Scientific classification
- Kingdom: Plantae
- Clade: Tracheophytes
- Clade: Angiosperms
- Clade: Eudicots
- Clade: Asterids
- Order: Asterales
- Family: Asteraceae
- Genus: Eupatorium
- Species: E. resinosum
- Binomial name: Eupatorium resinosum Torr. ex DC. 1836 not Poepp. & Endl. 1845
- Synonyms: Uncasia resinosa (Torr.) Greene;

= Eupatorium resinosum =

- Genus: Eupatorium
- Species: resinosum
- Authority: Torr. ex DC. 1836 not Poepp. & Endl. 1845
- Conservation status: G3
- Synonyms: Uncasia resinosa (Torr.) Greene

Species of flowering plant

Eupatorium resinosum, the pine barren thoroughwort or resinous boneset, is a rare North American plant species in the family Asteraceae.

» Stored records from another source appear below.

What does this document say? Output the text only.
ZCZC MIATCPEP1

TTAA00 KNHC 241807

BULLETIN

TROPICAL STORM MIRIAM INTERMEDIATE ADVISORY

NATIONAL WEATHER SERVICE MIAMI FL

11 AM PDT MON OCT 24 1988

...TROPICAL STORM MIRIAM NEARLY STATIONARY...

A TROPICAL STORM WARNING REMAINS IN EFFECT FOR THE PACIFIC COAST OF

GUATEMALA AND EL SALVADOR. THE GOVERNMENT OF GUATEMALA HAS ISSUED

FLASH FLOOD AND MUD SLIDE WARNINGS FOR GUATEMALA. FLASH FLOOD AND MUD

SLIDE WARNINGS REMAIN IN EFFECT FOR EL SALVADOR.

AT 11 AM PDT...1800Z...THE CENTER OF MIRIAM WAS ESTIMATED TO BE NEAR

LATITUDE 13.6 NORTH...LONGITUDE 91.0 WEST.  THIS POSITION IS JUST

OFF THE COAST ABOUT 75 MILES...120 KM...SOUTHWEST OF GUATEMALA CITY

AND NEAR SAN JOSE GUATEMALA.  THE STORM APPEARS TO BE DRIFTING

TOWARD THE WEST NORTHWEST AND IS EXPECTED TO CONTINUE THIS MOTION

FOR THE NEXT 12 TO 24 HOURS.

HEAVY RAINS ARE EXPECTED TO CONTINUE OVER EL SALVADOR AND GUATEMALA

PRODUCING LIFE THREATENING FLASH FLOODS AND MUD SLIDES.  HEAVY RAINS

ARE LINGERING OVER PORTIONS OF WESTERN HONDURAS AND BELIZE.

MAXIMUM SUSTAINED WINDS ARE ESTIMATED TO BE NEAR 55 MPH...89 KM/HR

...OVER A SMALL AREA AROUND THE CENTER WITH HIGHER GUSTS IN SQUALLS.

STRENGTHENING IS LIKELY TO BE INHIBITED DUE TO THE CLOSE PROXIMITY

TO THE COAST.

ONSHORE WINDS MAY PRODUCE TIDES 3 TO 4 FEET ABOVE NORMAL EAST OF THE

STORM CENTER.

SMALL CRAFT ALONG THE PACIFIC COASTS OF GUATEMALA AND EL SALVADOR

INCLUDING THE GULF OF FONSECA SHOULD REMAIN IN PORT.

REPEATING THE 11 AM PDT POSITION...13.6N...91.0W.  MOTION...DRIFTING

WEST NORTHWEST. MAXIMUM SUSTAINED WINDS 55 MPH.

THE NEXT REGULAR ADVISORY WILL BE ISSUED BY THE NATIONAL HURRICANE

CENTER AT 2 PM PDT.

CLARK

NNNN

Eupatorium resinosum is native to the eastern coastal states of the United States, though with a discontinuous distribution. Some populations grow in the Carolinas, others in New Jersey. It formerly grew in New York and Delaware, but is now apparently extirpated there. There are no reports of the species in Maryland or Virginia in between.

Eupatorium resinosum has stems up to 100 cm (40 inches) tall and produce short rhizomes. The inflorescences are composed of a large number of tiny white flower heads with 7-11 disc florets but no ray florets. This species typically grows in moist areas, areas with acidic soils, and pine barrens. It is pollinated by insects and is self-incompatible. It is rare, with only dozens of populations known, and has been extirpated from several states due to habitat destruction.